There will be 10-6-4″ at the finish of all seven road stages, plus 3-2-1″ at intermediate sprints.
The Abarca Sports organisation has five overall victories to its name in Paris-Nice, claimed by Miguel Indurain (1989, 1990), Jean-François Bernard (1992), Luis León Sánchez (2009) and Marc Soler (2018).
Paris-Nice will be reaching no less than 80 editions in 2022, its route for this year repeating the elements which make it so prestigious and characteristic: nervous, windy opening stages, a time trial, grueling mid-mountain route and a tough MTF next to the Côte d’Azur, towards which this staple of the cycling ‘spring’ always navigates.
Mantes-la-Ville (Sunday 6th) will be home to a tricky stage one with four Cat-3 hills just outside Paris. The sprinters will then try to take advantage on Monday 7th, should crosswinds not avoid it, of their only clear change in Orléans, before another lumpy route, still suited to them, in Dun-le-Palestel (Tuesday 8th), prior to the race’s ITT. A 13.4km will take the riders to Montluçon (Wednesday 9th), including a tough final slope, 700m at 9%.

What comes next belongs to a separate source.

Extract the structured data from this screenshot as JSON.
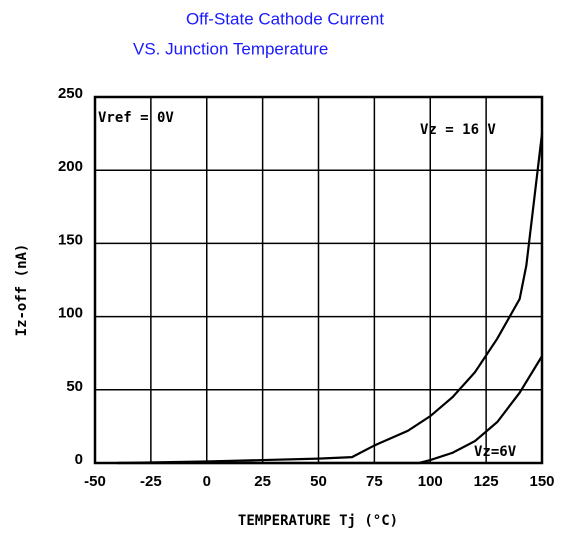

Breakaways and fearless riders will have their chances on Thursday 10th, with five rated ascents including the Col de la Mure (Cat-1), and Friday 11th, over no less than 214km and five other climbs. The weekend will, just as usual, bring the decisive stage: the ‘unipuerto’ finish atop the Col de Turini (Cat-1), on Saturday 12th, and the always-breathtaking Nice showdown (Sunday 13th), over five other climbs and the Col d’Eze (Cat-1) just 15km before the end.